Oggi come oggi femminismo può voler dire tante cose, Del Grandi ne è consapevole. Alle spalle anche un periodo vissuto in Nepal cercando di dare visibilità ad artisti da ogni parte del mondo con l’iniziativa Sofar Sounds Kathmandu e l’agenzia WASP – We All Should Play, la songwriter confida di non aver dato peso al tema della rappresentanza femminile nella musica «finché ho cominciato a sentir dire cose tipo “sembra che adesso possano suonare solo le donne”. Innanzitutto non è vero, in secondo luogo commenti di quel livello mi hanno messo davanti agli occhi quanto siamo ancora arretrati sotto questo profilo nella nostra società».
«C’è da dire che in passato avevo già trattato l’argomento senza pensarci troppo: nel primo disco, quello firmato Marta Rosa, c’è una traccia, I Don’t Wanna Marry, che non è una canzone per dire che non mi voglio sposare, tant’è che mi sono pure sposata, ma è un brano che si rifà alla vicenda dell’artista Pippa Bacca, vicenda che mi aveva scossa non solo per il dramma in sé, ma proprio per com’era stata riportata sui media, con molti che sostenevano che se era stata stuprata e assassinata era perché se l’era andata a cercare.
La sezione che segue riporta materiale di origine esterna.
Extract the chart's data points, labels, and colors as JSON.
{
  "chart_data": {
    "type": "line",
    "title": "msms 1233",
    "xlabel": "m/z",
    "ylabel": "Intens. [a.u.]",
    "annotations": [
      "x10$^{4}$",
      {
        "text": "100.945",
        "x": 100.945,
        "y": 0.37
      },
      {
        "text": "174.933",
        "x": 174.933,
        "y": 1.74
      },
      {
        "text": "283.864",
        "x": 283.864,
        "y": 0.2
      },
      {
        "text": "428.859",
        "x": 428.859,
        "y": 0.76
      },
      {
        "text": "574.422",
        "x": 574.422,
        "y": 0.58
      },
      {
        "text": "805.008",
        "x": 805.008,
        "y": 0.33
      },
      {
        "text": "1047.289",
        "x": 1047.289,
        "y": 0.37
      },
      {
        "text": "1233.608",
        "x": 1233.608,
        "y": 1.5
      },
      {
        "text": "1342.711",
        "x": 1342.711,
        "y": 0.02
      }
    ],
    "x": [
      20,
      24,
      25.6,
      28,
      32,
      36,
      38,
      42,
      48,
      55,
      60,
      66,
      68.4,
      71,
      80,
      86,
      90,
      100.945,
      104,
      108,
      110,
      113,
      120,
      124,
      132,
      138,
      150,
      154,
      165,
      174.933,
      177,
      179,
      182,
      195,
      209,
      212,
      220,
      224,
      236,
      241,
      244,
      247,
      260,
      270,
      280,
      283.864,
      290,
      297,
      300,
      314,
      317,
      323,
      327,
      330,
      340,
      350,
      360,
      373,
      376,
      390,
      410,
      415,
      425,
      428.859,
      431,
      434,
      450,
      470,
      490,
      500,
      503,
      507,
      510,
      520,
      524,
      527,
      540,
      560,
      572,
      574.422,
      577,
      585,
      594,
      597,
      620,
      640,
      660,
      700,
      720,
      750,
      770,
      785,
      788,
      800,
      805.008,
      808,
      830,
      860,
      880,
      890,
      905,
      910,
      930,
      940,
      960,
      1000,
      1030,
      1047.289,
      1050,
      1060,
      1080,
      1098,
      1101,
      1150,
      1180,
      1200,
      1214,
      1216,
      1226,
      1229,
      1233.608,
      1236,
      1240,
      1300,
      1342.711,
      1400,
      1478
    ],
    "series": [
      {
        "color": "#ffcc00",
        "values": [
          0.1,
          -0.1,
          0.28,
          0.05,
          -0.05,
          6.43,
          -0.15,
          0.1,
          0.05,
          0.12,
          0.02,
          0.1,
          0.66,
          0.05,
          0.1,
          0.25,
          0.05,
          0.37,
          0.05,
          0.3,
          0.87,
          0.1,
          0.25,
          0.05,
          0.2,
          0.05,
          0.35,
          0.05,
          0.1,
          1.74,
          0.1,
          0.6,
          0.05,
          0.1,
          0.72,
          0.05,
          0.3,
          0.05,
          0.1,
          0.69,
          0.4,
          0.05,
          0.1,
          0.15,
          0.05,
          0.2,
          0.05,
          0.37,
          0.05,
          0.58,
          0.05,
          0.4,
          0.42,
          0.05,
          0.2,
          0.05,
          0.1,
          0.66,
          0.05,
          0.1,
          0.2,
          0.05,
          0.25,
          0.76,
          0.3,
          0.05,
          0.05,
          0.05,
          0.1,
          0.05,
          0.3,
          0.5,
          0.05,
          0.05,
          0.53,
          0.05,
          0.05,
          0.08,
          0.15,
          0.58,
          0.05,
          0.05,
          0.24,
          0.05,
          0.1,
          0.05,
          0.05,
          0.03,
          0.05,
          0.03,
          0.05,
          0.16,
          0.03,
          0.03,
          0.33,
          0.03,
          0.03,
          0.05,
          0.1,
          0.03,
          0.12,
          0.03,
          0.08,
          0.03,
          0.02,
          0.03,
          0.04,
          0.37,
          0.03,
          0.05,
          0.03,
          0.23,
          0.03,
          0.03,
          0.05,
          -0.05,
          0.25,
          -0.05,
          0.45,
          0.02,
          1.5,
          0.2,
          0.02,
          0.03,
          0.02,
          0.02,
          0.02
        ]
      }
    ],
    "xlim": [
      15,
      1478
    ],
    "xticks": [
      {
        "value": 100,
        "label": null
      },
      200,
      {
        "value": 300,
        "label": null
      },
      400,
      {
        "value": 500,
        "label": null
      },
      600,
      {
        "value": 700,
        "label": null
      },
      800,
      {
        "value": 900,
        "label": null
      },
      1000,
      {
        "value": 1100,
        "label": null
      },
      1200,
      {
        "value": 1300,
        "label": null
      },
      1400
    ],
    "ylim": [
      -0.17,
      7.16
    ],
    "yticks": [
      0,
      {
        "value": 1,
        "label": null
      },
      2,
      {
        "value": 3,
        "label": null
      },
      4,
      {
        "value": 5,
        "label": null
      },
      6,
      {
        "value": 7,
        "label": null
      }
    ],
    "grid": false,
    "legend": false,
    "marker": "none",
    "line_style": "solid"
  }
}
Ma anche Amethyst, da Until We Fossilize, è una canzone che trae spunto dalla mitologia greca per narrare la storia di una ninfa che, pur di sfuggire a un destino che pare inevitabile e che la vorrebbe cedere alle sgradite avance del dio Dioniso, si fa trasformare in una pietra. Mi rendo conto che esporsi su certe istanze non è facile, ogni volta la velocità di comunicazione in cui siamo immersi può generare fraintendimenti ed effetti domino devastanti, ma è essenziale non smettere: le disuguaglianze di genere vanno superate».